If I am missing any cases for custom Actors or have thought about them incorrectly, I’d appreciate it if you could clear that up for me!

Thanks in advance!!

Unreal has a “GameFramework” module (which AActor class is part of) that implements out-of-the-box built-in gameplay and multiplayer routines;

For the simple fact of just using Unreal Engine you have a multiplayer game 50% already written for you.

That framework module contains thousands of functions… Sometimes your project requires changing built-in functions’ default behavior.

For that, you create a child class and override base virtual functions. You’ll do that more often than you think.

Thanks Bruno I appreciate your reply!

However, this doesn’t really answer my question. Unreal uses the component pattern and most game logic seems to go into these ActorComponents. Now it is technically possible to add logic into a custom actor class.

For example in making the game snake, I could have a custom actor class that receives directional input from the player controller component and sends out an event to the head component causing a chain of position updates. However, this seems to go against the intention of the engine designers.

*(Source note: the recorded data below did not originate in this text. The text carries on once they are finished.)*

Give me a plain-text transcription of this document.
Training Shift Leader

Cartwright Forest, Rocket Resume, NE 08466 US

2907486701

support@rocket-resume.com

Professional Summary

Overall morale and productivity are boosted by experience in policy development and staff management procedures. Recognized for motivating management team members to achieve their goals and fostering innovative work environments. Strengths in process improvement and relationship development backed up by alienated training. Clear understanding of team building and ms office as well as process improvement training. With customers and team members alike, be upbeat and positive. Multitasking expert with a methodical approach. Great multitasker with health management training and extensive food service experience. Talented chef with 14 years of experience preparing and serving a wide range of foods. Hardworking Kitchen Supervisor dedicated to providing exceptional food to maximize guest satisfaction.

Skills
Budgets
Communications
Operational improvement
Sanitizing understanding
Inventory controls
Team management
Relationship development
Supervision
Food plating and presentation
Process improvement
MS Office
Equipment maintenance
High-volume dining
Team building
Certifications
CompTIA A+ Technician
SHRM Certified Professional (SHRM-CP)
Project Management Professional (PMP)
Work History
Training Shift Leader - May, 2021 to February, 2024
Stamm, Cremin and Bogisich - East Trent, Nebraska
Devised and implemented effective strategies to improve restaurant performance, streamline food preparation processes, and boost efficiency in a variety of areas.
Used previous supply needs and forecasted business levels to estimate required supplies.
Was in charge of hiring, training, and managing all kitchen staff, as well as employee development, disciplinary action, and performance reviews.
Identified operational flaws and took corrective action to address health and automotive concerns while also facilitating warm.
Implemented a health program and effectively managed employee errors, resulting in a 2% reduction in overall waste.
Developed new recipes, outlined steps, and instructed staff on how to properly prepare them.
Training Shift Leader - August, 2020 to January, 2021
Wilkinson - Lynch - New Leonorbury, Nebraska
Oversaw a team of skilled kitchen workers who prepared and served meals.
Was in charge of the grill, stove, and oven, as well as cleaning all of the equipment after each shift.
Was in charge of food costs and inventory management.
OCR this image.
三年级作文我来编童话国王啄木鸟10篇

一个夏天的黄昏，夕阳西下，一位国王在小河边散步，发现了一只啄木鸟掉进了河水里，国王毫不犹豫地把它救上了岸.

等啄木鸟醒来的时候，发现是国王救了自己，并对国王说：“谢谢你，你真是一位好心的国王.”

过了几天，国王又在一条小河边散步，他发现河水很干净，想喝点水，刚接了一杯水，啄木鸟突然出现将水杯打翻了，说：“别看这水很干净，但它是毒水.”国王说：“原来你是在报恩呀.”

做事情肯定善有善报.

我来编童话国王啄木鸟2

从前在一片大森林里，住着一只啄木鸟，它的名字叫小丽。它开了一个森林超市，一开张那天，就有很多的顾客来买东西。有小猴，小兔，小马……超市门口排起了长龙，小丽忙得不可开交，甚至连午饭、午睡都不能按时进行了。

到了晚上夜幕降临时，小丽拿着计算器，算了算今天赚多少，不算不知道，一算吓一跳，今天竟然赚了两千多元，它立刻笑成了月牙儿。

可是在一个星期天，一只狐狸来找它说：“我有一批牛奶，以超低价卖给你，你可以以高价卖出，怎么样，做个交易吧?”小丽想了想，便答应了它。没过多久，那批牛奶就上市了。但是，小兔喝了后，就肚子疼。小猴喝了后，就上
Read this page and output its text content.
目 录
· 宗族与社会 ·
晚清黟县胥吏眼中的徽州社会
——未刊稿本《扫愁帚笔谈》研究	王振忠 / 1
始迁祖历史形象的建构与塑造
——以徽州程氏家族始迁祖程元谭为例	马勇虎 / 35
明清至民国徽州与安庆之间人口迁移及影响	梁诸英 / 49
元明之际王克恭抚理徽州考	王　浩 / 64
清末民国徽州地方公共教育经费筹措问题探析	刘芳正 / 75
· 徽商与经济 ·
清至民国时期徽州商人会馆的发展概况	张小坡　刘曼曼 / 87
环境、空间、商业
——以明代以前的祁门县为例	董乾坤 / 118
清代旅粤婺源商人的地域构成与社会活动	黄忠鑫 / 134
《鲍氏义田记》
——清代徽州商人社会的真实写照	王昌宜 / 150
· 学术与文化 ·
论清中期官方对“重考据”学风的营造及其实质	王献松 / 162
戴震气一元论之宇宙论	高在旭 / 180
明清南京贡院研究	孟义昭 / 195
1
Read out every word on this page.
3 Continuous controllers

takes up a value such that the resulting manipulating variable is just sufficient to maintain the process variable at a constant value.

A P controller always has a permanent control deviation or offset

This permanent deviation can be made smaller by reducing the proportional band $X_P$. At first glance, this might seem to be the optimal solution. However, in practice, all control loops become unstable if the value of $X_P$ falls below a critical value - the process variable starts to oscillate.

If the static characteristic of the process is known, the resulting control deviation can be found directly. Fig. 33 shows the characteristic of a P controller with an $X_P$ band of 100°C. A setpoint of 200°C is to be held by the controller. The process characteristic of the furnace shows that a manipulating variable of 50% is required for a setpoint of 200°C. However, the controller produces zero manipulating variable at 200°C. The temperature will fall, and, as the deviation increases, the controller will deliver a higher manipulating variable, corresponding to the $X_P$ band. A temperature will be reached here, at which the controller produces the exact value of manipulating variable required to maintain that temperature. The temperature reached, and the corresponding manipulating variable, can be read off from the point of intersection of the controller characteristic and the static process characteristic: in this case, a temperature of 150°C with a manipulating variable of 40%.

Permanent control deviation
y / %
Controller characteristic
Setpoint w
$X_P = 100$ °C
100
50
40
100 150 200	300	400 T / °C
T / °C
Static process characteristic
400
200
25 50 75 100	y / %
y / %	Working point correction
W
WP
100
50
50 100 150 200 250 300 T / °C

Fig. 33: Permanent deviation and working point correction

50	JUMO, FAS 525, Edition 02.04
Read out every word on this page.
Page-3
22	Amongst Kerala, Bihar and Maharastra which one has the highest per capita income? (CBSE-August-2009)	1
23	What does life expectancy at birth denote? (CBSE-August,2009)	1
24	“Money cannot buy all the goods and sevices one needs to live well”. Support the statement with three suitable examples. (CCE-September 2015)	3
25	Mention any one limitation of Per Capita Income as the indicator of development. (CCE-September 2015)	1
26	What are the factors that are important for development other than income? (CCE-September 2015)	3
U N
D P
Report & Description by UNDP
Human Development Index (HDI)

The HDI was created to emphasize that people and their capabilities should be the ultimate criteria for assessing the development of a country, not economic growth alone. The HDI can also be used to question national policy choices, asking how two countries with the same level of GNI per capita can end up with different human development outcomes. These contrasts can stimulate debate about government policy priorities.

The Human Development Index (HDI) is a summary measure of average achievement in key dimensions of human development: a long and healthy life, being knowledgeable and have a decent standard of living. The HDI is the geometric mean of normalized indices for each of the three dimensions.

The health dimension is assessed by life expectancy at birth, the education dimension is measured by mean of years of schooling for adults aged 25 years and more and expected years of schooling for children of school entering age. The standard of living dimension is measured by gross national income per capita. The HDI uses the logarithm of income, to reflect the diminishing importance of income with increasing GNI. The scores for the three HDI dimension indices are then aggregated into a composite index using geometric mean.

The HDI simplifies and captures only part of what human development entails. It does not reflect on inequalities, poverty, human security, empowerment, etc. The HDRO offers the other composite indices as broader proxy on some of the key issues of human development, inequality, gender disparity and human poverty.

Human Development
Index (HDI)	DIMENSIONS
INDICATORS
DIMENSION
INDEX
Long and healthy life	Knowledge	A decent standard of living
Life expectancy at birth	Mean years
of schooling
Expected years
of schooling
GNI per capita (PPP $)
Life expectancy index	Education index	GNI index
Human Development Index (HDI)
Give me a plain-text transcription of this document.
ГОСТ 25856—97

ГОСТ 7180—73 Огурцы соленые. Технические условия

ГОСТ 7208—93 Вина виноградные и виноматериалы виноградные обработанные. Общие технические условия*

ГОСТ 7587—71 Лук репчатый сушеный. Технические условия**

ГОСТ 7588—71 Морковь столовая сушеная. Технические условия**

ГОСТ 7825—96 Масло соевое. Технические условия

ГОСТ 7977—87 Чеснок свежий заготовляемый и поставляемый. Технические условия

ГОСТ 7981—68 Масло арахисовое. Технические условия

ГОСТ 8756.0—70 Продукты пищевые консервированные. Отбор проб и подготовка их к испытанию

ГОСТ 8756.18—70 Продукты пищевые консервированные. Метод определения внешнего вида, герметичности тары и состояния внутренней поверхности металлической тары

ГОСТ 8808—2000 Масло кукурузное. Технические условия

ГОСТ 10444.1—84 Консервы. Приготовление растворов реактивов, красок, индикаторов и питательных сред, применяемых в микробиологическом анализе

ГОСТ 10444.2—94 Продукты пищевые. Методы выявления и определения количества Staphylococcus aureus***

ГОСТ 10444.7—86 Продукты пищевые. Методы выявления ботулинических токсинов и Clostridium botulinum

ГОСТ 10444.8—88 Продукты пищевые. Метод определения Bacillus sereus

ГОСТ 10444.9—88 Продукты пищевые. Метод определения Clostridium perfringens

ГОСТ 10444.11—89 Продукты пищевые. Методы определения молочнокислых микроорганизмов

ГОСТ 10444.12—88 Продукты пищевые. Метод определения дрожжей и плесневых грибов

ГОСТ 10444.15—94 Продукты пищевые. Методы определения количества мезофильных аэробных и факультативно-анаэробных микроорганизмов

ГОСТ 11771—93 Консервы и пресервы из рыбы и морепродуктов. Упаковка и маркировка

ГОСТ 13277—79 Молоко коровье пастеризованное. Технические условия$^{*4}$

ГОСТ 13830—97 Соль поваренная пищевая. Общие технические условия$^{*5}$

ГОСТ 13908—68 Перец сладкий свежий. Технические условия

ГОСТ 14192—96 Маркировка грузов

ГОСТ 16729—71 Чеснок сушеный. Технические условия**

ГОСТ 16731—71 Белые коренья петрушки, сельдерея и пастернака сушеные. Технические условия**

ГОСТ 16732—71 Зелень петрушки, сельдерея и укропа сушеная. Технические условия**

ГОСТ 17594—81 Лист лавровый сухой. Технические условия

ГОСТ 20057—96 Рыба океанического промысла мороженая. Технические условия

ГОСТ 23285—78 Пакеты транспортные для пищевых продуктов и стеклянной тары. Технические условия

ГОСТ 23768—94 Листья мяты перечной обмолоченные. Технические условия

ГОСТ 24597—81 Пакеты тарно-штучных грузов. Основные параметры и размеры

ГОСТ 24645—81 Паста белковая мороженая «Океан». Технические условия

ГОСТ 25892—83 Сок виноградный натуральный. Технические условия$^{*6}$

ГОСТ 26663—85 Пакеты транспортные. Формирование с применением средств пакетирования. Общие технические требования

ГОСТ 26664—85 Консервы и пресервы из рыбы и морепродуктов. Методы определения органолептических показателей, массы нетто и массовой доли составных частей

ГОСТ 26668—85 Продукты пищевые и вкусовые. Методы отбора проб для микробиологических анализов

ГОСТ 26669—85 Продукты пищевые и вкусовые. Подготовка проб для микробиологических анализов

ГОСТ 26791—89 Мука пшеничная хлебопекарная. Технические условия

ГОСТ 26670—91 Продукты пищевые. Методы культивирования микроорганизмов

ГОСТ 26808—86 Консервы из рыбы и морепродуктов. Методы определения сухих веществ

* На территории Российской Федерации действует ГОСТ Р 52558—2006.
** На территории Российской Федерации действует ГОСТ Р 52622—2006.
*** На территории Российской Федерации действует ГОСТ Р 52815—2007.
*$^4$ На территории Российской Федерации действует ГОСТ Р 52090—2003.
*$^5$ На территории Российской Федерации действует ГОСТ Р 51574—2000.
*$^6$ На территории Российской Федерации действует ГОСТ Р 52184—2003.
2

The same thing could also be achieved by having the head component listen directly to the player controller component and passing out the information.

Assuming this second approach is the intended way of using the architecture, my question is this: What kind of functionality would one put in a custom Actor class, besides overridding existing functionality.

This line of thinking is how I came up with these two possible uses for a custom actor class:

  • Creating a “prefab”: Having a custom actor would allow you to specify a custom set up for a gameplay object that can be spawned at any time making the actor basically just a glorified container
  • Any managers could be custom Actors since they don’t have need for transforms, physics, meshes or any other components. You could create the manager as a custom actor spawn it into the scene and have any logic associated with that manager contained in that custom Actor.

I understand that this is all situational but I am trying to understand what the intended design is so that I can appropriately break it when necessary.

Thanks!

Tightly coupled components can easily break SRP rule.